Bibliography suggested

Allende, Isabel. 2003. My Invented Country: A Nostalgic Journey throughChile. New York. Harper Collins.

Benedetti, Mario. 1997. Blood Pact and Other Stories. Willimantic,CT.  Curbstone Press.

Borges, Jorge Luis. The Aleph

Castells, Manuel. 1997. The Power of Identity, Volume II, The Information Age: Economy, Society and Culture, Massachusetts, USA, Oxford, UK: Blackwell Publishers.

Fuentes, Carlos. 1958. La región más transparente. Fondo de Cultura Económica. México.

Galeano, Eduardo. 1973. The open veins of Latin America. Siglo XXI Editores. México.

García Márquez, cien años de soledad.

Paz, Octavio. 1950. El laberinto de la soledad. Fondo de Cultura Económica. México.

Poetry Foundation: http://www.poetryfoundation.org/bio/jorge-luis-borges

Vargas Llosa, Mario. 2004. The Language of Passion: Selected Commentary. Picador, USA.

The role of the lecturer in the classroom

Seminar teaching style, with round table and open discussion groups and written exercises.

Course Assessment

This course is 100% internally assessed. It is a practical research seminar as well as a reading program. There are three main components to the final grade:

1     Attendance and Participation            (30%)

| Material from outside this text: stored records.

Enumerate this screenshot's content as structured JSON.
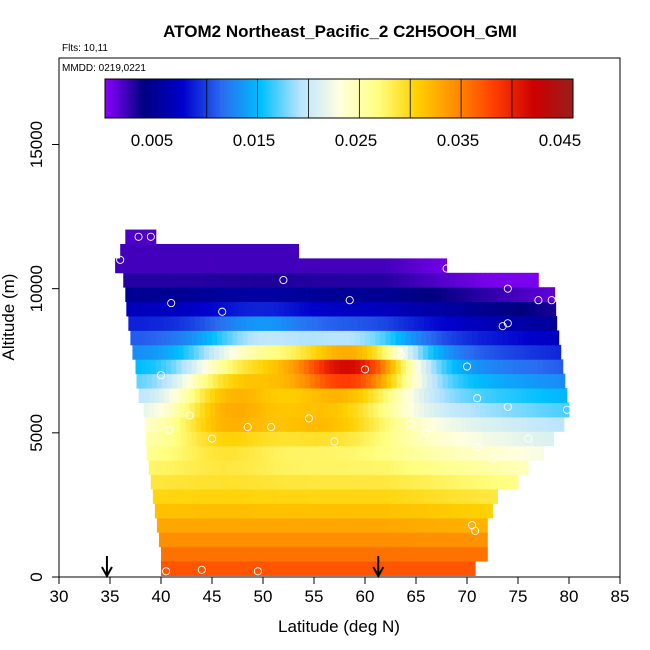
{
  "chart_data": {
    "type": "heatmap",
    "title": "ATOM2 Northeast_Pacific_2 C2H5OOH_GMI",
    "subtitle_flights": "Flts: 10,11",
    "subtitle_dates": "MMDD: 0219,0221",
    "xlabel": "Latitude (deg N)",
    "ylabel": "Altitude (m)",
    "xlim": [
      30,
      85
    ],
    "ylim": [
      0,
      18000
    ],
    "xticks": [
      "30",
      "35",
      "40",
      "45",
      "50",
      "55",
      "60",
      "65",
      "70",
      "75",
      "80",
      "85"
    ],
    "yticks": [
      "0",
      "5000",
      "10000",
      "15000"
    ],
    "colorbar": {
      "range": [
        0,
        0.046
      ],
      "ticks": [
        "0.005",
        "0.015",
        "0.025",
        "0.035",
        "0.045"
      ],
      "colors": [
        "#8b00ff",
        "#00007f",
        "#0000cd",
        "#2a6cf0",
        "#00bfff",
        "#b8e4ff",
        "#ffffe0",
        "#ffff80",
        "#ffd000",
        "#ff8c00",
        "#ff3c00",
        "#cc0000",
        "#9b1d1d"
      ]
    },
    "arrows_at_latitude": [
      34.7,
      61.3
    ],
    "altitude_bands": [
      {
        "alt": 300,
        "lat_start": 40.0,
        "lat_end": 70.8
      },
      {
        "alt": 800,
        "lat_start": 40.0,
        "lat_end": 72.0
      },
      {
        "alt": 1300,
        "lat_start": 39.8,
        "lat_end": 72.0
      },
      {
        "alt": 1800,
        "lat_start": 39.6,
        "lat_end": 72.0
      },
      {
        "alt": 2300,
        "lat_start": 39.4,
        "lat_end": 72.5
      },
      {
        "alt": 2800,
        "lat_start": 39.2,
        "lat_end": 73.0
      },
      {
        "alt": 3300,
        "lat_start": 39.0,
        "lat_end": 75.0
      },
      {
        "alt": 3800,
        "lat_start": 38.8,
        "lat_end": 76.0
      },
      {
        "alt": 4300,
        "lat_start": 38.6,
        "lat_end": 77.5
      },
      {
        "alt": 4800,
        "lat_start": 38.5,
        "lat_end": 78.5
      },
      {
        "alt": 5300,
        "lat_start": 38.4,
        "lat_end": 79.5
      },
      {
        "alt": 5800,
        "lat_start": 38.3,
        "lat_end": 80.0
      },
      {
        "alt": 6300,
        "lat_start": 37.8,
        "lat_end": 79.8
      },
      {
        "alt": 6800,
        "lat_start": 37.6,
        "lat_end": 79.6
      },
      {
        "alt": 7300,
        "lat_start": 37.5,
        "lat_end": 79.4
      },
      {
        "alt": 7800,
        "lat_start": 37.2,
        "lat_end": 79.2
      },
      {
        "alt": 8300,
        "lat_start": 37.0,
        "lat_end": 79.0
      },
      {
        "alt": 8800,
        "lat_start": 36.8,
        "lat_end": 78.8
      },
      {
        "alt": 9300,
        "lat_start": 36.6,
        "lat_end": 78.7
      },
      {
        "alt": 9800,
        "lat_start": 36.5,
        "lat_end": 78.6
      },
      {
        "alt": 10300,
        "lat_start": 36.3,
        "lat_end": 77.0
      },
      {
        "alt": 10800,
        "lat_start": 35.5,
        "lat_end": 68.0
      },
      {
        "alt": 11300,
        "lat_start": 36.0,
        "lat_end": 53.5
      },
      {
        "alt": 11800,
        "lat_start": 36.5,
        "lat_end": 39.5
      }
    ],
    "series_samples": [
      {
        "lat": 40.5,
        "alt": 200
      },
      {
        "lat": 44.0,
        "alt": 250
      },
      {
        "lat": 49.5,
        "alt": 200
      },
      {
        "lat": 36.0,
        "alt": 11000
      },
      {
        "lat": 37.8,
        "alt": 11800
      },
      {
        "lat": 39.0,
        "alt": 11800
      },
      {
        "lat": 41.0,
        "alt": 9500
      },
      {
        "lat": 46.0,
        "alt": 9200
      },
      {
        "lat": 52.0,
        "alt": 10300
      },
      {
        "lat": 58.5,
        "alt": 9600
      },
      {
        "lat": 68.0,
        "alt": 10700
      },
      {
        "lat": 74.0,
        "alt": 10000
      },
      {
        "lat": 77.0,
        "alt": 9600
      },
      {
        "lat": 78.3,
        "alt": 9600
      },
      {
        "lat": 73.5,
        "alt": 8700
      },
      {
        "lat": 74.0,
        "alt": 8800
      },
      {
        "lat": 63.5,
        "alt": 7700
      },
      {
        "lat": 60.0,
        "alt": 7200
      },
      {
        "lat": 70.0,
        "alt": 7300
      },
      {
        "lat": 71.0,
        "alt": 6200
      },
      {
        "lat": 74.0,
        "alt": 5900
      },
      {
        "lat": 79.8,
        "alt": 5800
      },
      {
        "lat": 40.0,
        "alt": 7000
      },
      {
        "lat": 42.8,
        "alt": 5600
      },
      {
        "lat": 40.8,
        "alt": 5100
      },
      {
        "lat": 45.0,
        "alt": 4800
      },
      {
        "lat": 48.5,
        "alt": 5200
      },
      {
        "lat": 50.8,
        "alt": 5200
      },
      {
        "lat": 54.5,
        "alt": 5500
      },
      {
        "lat": 57.0,
        "alt": 4700
      },
      {
        "lat": 64.5,
        "alt": 5300
      },
      {
        "lat": 66.0,
        "alt": 5000
      },
      {
        "lat": 71.0,
        "alt": 4500
      },
      {
        "lat": 72.5,
        "alt": 4100
      },
      {
        "lat": 76.0,
        "alt": 4800
      },
      {
        "lat": 70.5,
        "alt": 1800
      },
      {
        "lat": 70.8,
        "alt": 1600
      }
    ]
  }
}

-          Full attendance is required         (15%)

-          Evaluation is based on student participation in class, both orally and on evidence of their having done the required reading (15%)

2     Oral presentation and Outline            (20%)

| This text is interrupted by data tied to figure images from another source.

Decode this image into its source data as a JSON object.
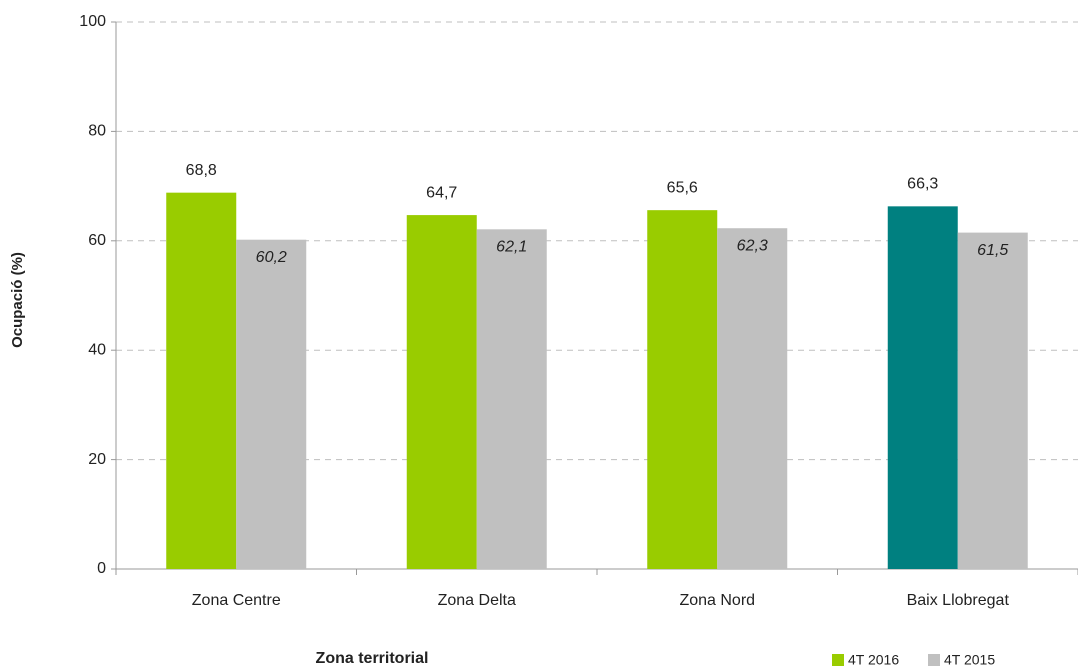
{
  "chart_data": {
    "type": "bar",
    "y_label": "Ocupació (%)",
    "x_label": "Zona territorial",
    "categories": [
      "Zona Centre",
      "Zona Delta",
      "Zona Nord",
      "Baix Llobregat"
    ],
    "series": [
      {
        "name": "4T 2016",
        "color": "#99cc00",
        "colors": [
          "#99cc00",
          "#99cc00",
          "#99cc00",
          "#008080"
        ],
        "values": [
          68.8,
          64.7,
          65.6,
          66.3
        ],
        "value_labels": [
          "68,8",
          "64,7",
          "65,6",
          "66,3"
        ]
      },
      {
        "name": "4T 2015",
        "color": "#c0c0c0",
        "values": [
          60.2,
          62.1,
          62.3,
          61.5
        ],
        "value_labels": [
          "60,2",
          "62,1",
          "62,3",
          "61,5"
        ]
      }
    ],
    "ylim": [
      0,
      100
    ],
    "yticks": [
      0,
      20,
      40,
      60,
      80,
      100
    ],
    "grid": true,
    "legend": "bottom-right"
  }
}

-          During the second week. An oral presentation (incl. outline), 10 min, in which a specific question(s)/case of the students' choosing is discussed with respect to the relevant literature (20%)

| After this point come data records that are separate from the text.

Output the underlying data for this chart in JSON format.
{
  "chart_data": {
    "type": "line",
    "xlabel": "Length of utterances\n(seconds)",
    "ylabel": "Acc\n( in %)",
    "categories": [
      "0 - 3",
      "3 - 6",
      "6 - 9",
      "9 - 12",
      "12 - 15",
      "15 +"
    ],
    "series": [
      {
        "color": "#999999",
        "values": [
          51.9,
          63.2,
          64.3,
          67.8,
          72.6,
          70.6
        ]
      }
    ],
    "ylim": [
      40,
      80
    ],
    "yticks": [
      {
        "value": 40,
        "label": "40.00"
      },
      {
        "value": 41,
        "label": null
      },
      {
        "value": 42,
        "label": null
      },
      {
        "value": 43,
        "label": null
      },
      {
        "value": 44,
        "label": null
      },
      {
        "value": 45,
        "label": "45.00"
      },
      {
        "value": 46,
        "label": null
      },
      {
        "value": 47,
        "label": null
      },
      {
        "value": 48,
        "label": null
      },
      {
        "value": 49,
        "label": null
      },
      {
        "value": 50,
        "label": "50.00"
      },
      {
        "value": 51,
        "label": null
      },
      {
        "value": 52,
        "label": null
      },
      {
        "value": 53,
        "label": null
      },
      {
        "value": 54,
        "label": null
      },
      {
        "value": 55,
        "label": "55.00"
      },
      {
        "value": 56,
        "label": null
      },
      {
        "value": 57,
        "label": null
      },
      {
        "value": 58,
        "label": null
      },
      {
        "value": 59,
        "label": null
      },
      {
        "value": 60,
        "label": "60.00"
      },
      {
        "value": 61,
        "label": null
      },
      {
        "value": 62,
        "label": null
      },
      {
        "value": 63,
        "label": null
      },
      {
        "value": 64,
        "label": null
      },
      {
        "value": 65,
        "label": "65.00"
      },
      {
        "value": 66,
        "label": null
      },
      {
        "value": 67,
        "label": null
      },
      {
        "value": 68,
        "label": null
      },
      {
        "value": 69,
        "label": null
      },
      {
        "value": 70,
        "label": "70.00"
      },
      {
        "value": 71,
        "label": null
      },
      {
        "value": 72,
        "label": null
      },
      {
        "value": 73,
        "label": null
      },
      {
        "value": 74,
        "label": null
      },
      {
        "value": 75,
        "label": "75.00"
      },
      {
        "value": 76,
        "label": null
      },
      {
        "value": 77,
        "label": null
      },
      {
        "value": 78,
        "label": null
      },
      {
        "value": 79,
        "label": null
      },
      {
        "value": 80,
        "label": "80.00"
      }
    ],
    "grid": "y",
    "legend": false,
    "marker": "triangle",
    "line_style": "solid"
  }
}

3     Writing Piece                                 (50%)

-     A draft outline is due at the end of the first week. The final writing piece is due during the last day of the course. The student will apply the reading and related literature to her/his chosen topic.

Statement: qualifications to lead this course

María-Fernanda González Rojas is a Mexican national. She has a bachelor degree in International Studies from the Universidad de Monterrey. She holds a master in Education from the ITESM in Mexico and a master in European Studies from the Universiteit van Amsterdam in the Netherlands. She has worked in research and teaching for the following universities: ITESM and University of Monterrey in Mexico, Cambridge University in England, Harvard University in USA, Waseda University in Japan and Aalborg University in Denmark.